Most private members clubs have some form of attire policy (in varying degrees of strictness admittedly) as to what attire is suitable. In our humble opinion a good rule of thumb is the price of the course you plan to play. The higher the greens fees, the more likely there is to be a dress code for golfers (sad but true). So why is this? Is it a misguided sense of elitism? An attempt to portray an aspirational club image, or merely a means to justify high fees? We posed this question to our readers and the most common replies were: “etiquette”, “standards” or simply “that’s the way it is”. According to a survey 91% of 1,273 Prestige Golf readers (all members of UK golf clubs) believe that a relaxed dress code at their clubhouse would either have no effect or better still a positive effect on how much time they spent in the clubhouse. In contrast a miniscule 11 per cent said it would have a detrimental effect. So why in 2014 do golf clubs still have these dated rules in place? Colin Montgomerie recently stated that golf has an elitist feel to it and that barriers need to be broken down. Mike O’Connell, manager of Hoebridge Golf Club, added that dress codes “restrict entry into the game”. The manager of Lincoln Golf Club added: “We are in the hospitality business and must give punters what they want. Otherwise golf clubs are failing themselves and their members.” Last summer Golf Monthly, ran an interesting article on the attire issue. The vast majority think rules on clothing are still relevant today, but more than three quarters of golfers believe jeans should be allowed in the clubhouse bar. In a similar poll conducted a decade earlier - an overwhelming majority opposed denim in the clubhouse.

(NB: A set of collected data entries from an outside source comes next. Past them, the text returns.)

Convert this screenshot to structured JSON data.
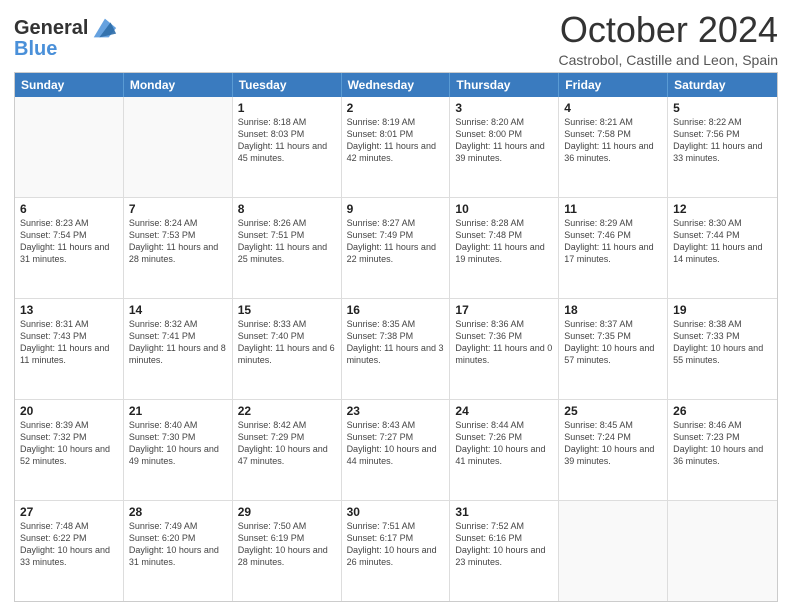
{
  "header": {
    "logo_line1": "General",
    "logo_line2": "Blue",
    "title": "October 2024",
    "subtitle": "Castrobol, Castille and Leon, Spain"
  },
  "weekdays": [
    "Sunday",
    "Monday",
    "Tuesday",
    "Wednesday",
    "Thursday",
    "Friday",
    "Saturday"
  ],
  "rows": [
    [
      {
        "day": "",
        "info": ""
      },
      {
        "day": "",
        "info": ""
      },
      {
        "day": "1",
        "info": "Sunrise: 8:18 AM\nSunset: 8:03 PM\nDaylight: 11 hours and 45 minutes."
      },
      {
        "day": "2",
        "info": "Sunrise: 8:19 AM\nSunset: 8:01 PM\nDaylight: 11 hours and 42 minutes."
      },
      {
        "day": "3",
        "info": "Sunrise: 8:20 AM\nSunset: 8:00 PM\nDaylight: 11 hours and 39 minutes."
      },
      {
        "day": "4",
        "info": "Sunrise: 8:21 AM\nSunset: 7:58 PM\nDaylight: 11 hours and 36 minutes."
      },
      {
        "day": "5",
        "info": "Sunrise: 8:22 AM\nSunset: 7:56 PM\nDaylight: 11 hours and 33 minutes."
      }
    ],
    [
      {
        "day": "6",
        "info": "Sunrise: 8:23 AM\nSunset: 7:54 PM\nDaylight: 11 hours and 31 minutes."
      },
      {
        "day": "7",
        "info": "Sunrise: 8:24 AM\nSunset: 7:53 PM\nDaylight: 11 hours and 28 minutes."
      },
      {
        "day": "8",
        "info": "Sunrise: 8:26 AM\nSunset: 7:51 PM\nDaylight: 11 hours and 25 minutes."
      },
      {
        "day": "9",
        "info": "Sunrise: 8:27 AM\nSunset: 7:49 PM\nDaylight: 11 hours and 22 minutes."
      },
      {
        "day": "10",
        "info": "Sunrise: 8:28 AM\nSunset: 7:48 PM\nDaylight: 11 hours and 19 minutes."
      },
      {
        "day": "11",
        "info": "Sunrise: 8:29 AM\nSunset: 7:46 PM\nDaylight: 11 hours and 17 minutes."
      },
      {
        "day": "12",
        "info": "Sunrise: 8:30 AM\nSunset: 7:44 PM\nDaylight: 11 hours and 14 minutes."
      }
    ],
    [
      {
        "day": "13",
        "info": "Sunrise: 8:31 AM\nSunset: 7:43 PM\nDaylight: 11 hours and 11 minutes."
      },
      {
        "day": "14",
        "info": "Sunrise: 8:32 AM\nSunset: 7:41 PM\nDaylight: 11 hours and 8 minutes."
      },
      {
        "day": "15",
        "info": "Sunrise: 8:33 AM\nSunset: 7:40 PM\nDaylight: 11 hours and 6 minutes."
      },
      {
        "day": "16",
        "info": "Sunrise: 8:35 AM\nSunset: 7:38 PM\nDaylight: 11 hours and 3 minutes."
      },
      {
        "day": "17",
        "info": "Sunrise: 8:36 AM\nSunset: 7:36 PM\nDaylight: 11 hours and 0 minutes."
      },
      {
        "day": "18",
        "info": "Sunrise: 8:37 AM\nSunset: 7:35 PM\nDaylight: 10 hours and 57 minutes."
      },
      {
        "day": "19",
        "info": "Sunrise: 8:38 AM\nSunset: 7:33 PM\nDaylight: 10 hours and 55 minutes."
      }
    ],
    [
      {
        "day": "20",
        "info": "Sunrise: 8:39 AM\nSunset: 7:32 PM\nDaylight: 10 hours and 52 minutes."
      },
      {
        "day": "21",
        "info": "Sunrise: 8:40 AM\nSunset: 7:30 PM\nDaylight: 10 hours and 49 minutes."
      },
      {
        "day": "22",
        "info": "Sunrise: 8:42 AM\nSunset: 7:29 PM\nDaylight: 10 hours and 47 minutes."
      },
      {
        "day": "23",
        "info": "Sunrise: 8:43 AM\nSunset: 7:27 PM\nDaylight: 10 hours and 44 minutes."
      },
      {
        "day": "24",
        "info": "Sunrise: 8:44 AM\nSunset: 7:26 PM\nDaylight: 10 hours and 41 minutes."
      },
      {
        "day": "25",
        "info": "Sunrise: 8:45 AM\nSunset: 7:24 PM\nDaylight: 10 hours and 39 minutes."
      },
      {
        "day": "26",
        "info": "Sunrise: 8:46 AM\nSunset: 7:23 PM\nDaylight: 10 hours and 36 minutes."
      }
    ],
    [
      {
        "day": "27",
        "info": "Sunrise: 7:48 AM\nSunset: 6:22 PM\nDaylight: 10 hours and 33 minutes."
      },
      {
        "day": "28",
        "info": "Sunrise: 7:49 AM\nSunset: 6:20 PM\nDaylight: 10 hours and 31 minutes."
      },
      {
        "day": "29",
        "info": "Sunrise: 7:50 AM\nSunset: 6:19 PM\nDaylight: 10 hours and 28 minutes."
      },
      {
        "day": "30",
        "info": "Sunrise: 7:51 AM\nSunset: 6:17 PM\nDaylight: 10 hours and 26 minutes."
      },
      {
        "day": "31",
        "info": "Sunrise: 7:52 AM\nSunset: 6:16 PM\nDaylight: 10 hours and 23 minutes."
      },
      {
        "day": "",
        "info": ""
      },
      {
        "day": "",
        "info": ""
      }
    ]
  ]
}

“Allowing jeans in the clubhouse would be a no-brainer for me. I, and all of the people I golf with, wear jeans 99 percent of the time. As such, I am never likely to drop into the club for a quick drink or a bite to eat because I am never going to be suitably dressed when I am passing the club. Equally, when I have finished playing, my wife is never likely to drop in for some food with me because she only wears jeans, so is never going to be suitably dressed”

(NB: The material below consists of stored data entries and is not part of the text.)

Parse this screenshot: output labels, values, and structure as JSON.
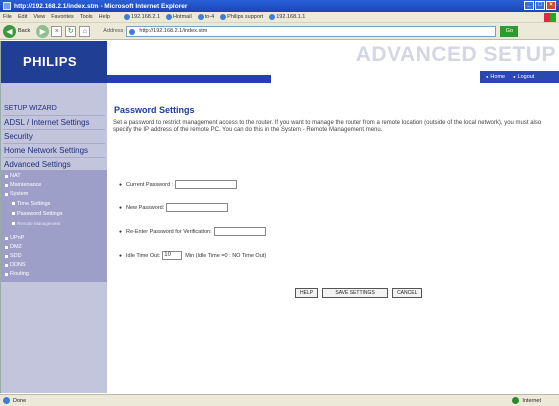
{
  "window": {
    "title": "http://192.168.2.1/index.stm - Microsoft Internet Explorer",
    "controls": [
      "_",
      "□",
      "×"
    ]
  },
  "menu": {
    "items": [
      "File",
      "Edit",
      "View",
      "Favorites",
      "Tools",
      "Help"
    ],
    "links": [
      "192.168.2.1",
      "Hotmail",
      "to-4",
      "Philips support",
      "192.168.1.1"
    ]
  },
  "toolbar": {
    "back_label": "Back",
    "address_label": "Address",
    "address_value": "http://192.168.2.1/index.stm",
    "go_label": "Go"
  },
  "brand": {
    "logo": "PHILIPS",
    "banner": "ADVANCED SETUP",
    "home_link": "Home",
    "logout_link": "Logout"
  },
  "sidebar": {
    "setup_wizard": "SETUP WIZARD",
    "adsl_internet": "ADSL / Internet Settings",
    "security": "Security",
    "home_network": "Home Network Settings",
    "advanced": "Advanced Settings",
    "items": {
      "nat": "NAT",
      "maintenance": "Maintenance",
      "system": "System",
      "time_settings": "Time Settings",
      "password_settings": "Password Settings",
      "remote_management": "Remote Management",
      "upnp": "UPnP",
      "dmz": "DMZ",
      "sdd": "SDD",
      "ddns": "DDNS",
      "routing": "Routing"
    }
  },
  "main": {
    "heading": "Password Settings",
    "description": "Set a password to restrict management access to the router. If you want to manage the router from a remote location (outside of the local network), you must also specify the IP address of the remote PC. You can do this in the System - Remote Management menu.",
    "current_password_label": "Current Password :",
    "new_password_label": "New Password:",
    "reenter_label": "Re-Enter Password for Verification:",
    "idle_label": "Idle Time Out:",
    "idle_value": "10",
    "idle_suffix": "Min (Idle Time =0 : NO Time Out)",
    "help_button": "HELP",
    "save_button": "SAVE SETTINGS",
    "cancel_button": "CANCEL"
  },
  "status": {
    "left": "Done",
    "zone": "Internet"
  }
}
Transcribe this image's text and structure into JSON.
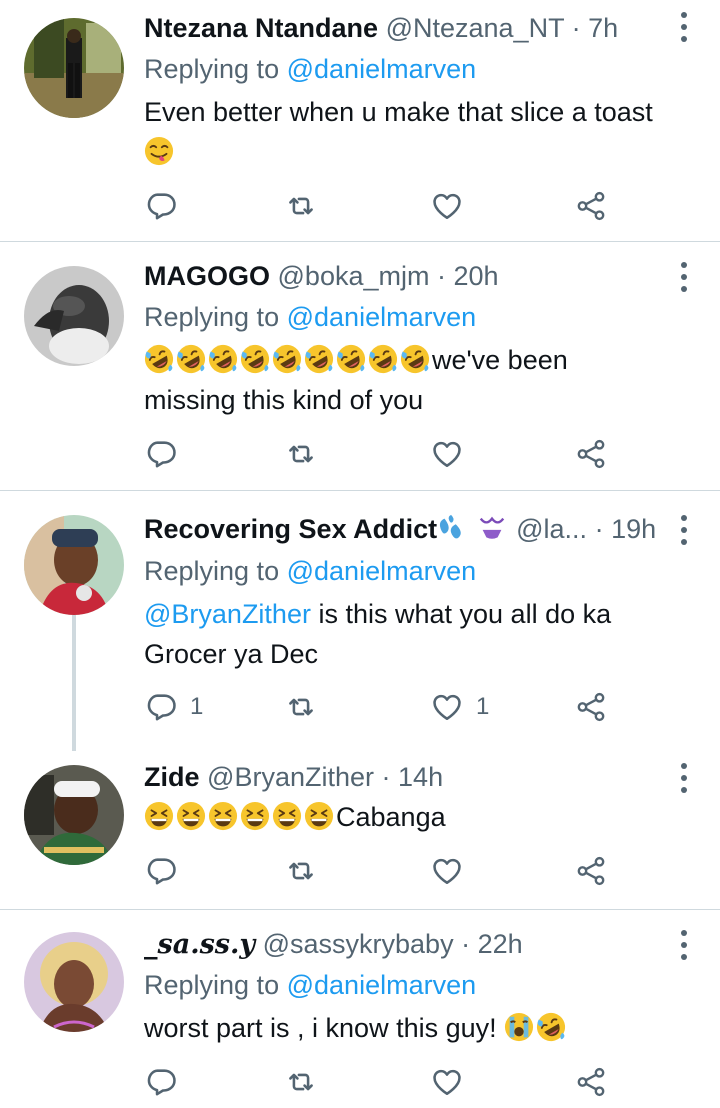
{
  "tweets": [
    {
      "name": "Ntezana Ntandane",
      "handle": "@Ntezana_NT",
      "sep": "·",
      "time": "7h",
      "replying_prefix": "Replying to",
      "replying_to": "@danielmarven",
      "text_line1": "Even better when u make that slice a toast",
      "emoji_names": [
        "face-savoring-food-emoji"
      ],
      "reply_count": "",
      "like_count": ""
    },
    {
      "name": "MAGOGO",
      "handle": "@boka_mjm",
      "sep": "·",
      "time": "20h",
      "replying_prefix": "Replying to",
      "replying_to": "@danielmarven",
      "text_after_emoji": "we've been",
      "text_line2": "missing this kind of you",
      "emoji_names": [
        "rofl-emoji",
        "rofl-emoji",
        "rofl-emoji",
        "rofl-emoji",
        "rofl-emoji",
        "rofl-emoji",
        "rofl-emoji",
        "rofl-emoji",
        "rofl-emoji"
      ],
      "reply_count": "",
      "like_count": ""
    },
    {
      "name": "Recovering Sex Addict",
      "handle": "@la...",
      "sep": "·",
      "time": "19h",
      "replying_prefix": "Replying to",
      "replying_to": "@danielmarven",
      "mention": "@BryanZither",
      "text_line1": " is this what you all do ka",
      "text_line2": "Grocer ya Dec",
      "name_emoji_names": [
        "sweat-droplets-emoji",
        "bikini-emoji"
      ],
      "reply_count": "1",
      "like_count": "1"
    },
    {
      "name": "Zide",
      "handle": "@BryanZither",
      "sep": "·",
      "time": "14h",
      "text_after_emoji": "Cabanga",
      "emoji_names": [
        "grinning-squinting-face-emoji",
        "grinning-squinting-face-emoji",
        "grinning-squinting-face-emoji",
        "grinning-squinting-face-emoji",
        "grinning-squinting-face-emoji",
        "grinning-squinting-face-emoji"
      ],
      "reply_count": "",
      "like_count": ""
    },
    {
      "name": "_sa.ss.y",
      "handle": "@sassykrybaby",
      "sep": "·",
      "time": "22h",
      "replying_prefix": "Replying to",
      "replying_to": "@danielmarven",
      "text_line1": "worst part is , i know this guy! ",
      "emoji_names": [
        "loudly-crying-face-emoji",
        "rofl-emoji"
      ],
      "reply_count": "",
      "like_count": ""
    }
  ],
  "colors": {
    "link": "#1d9bf0",
    "secondary_text": "#536471",
    "divider": "#cfd9de",
    "primary_text": "#0f1419"
  },
  "icons": [
    "reply-icon",
    "retweet-icon",
    "like-icon",
    "share-icon",
    "more-options-icon"
  ]
}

If a golf club is concerned about its financial future and has a dress code, then it is probably only a matter of time before it has to change. Mark Steel recently wrote ‘far more people would play golf if the game wasn’t ruined by stuck-up condescending suburban snobs who insist on jackets and ties being worn in the bar to ‘protect standards’’. Tradition is important, but not as much as the future. With the issue constantly evolving, our advice to club managers - cost analysis is needed to keep up to date with the modern golfer.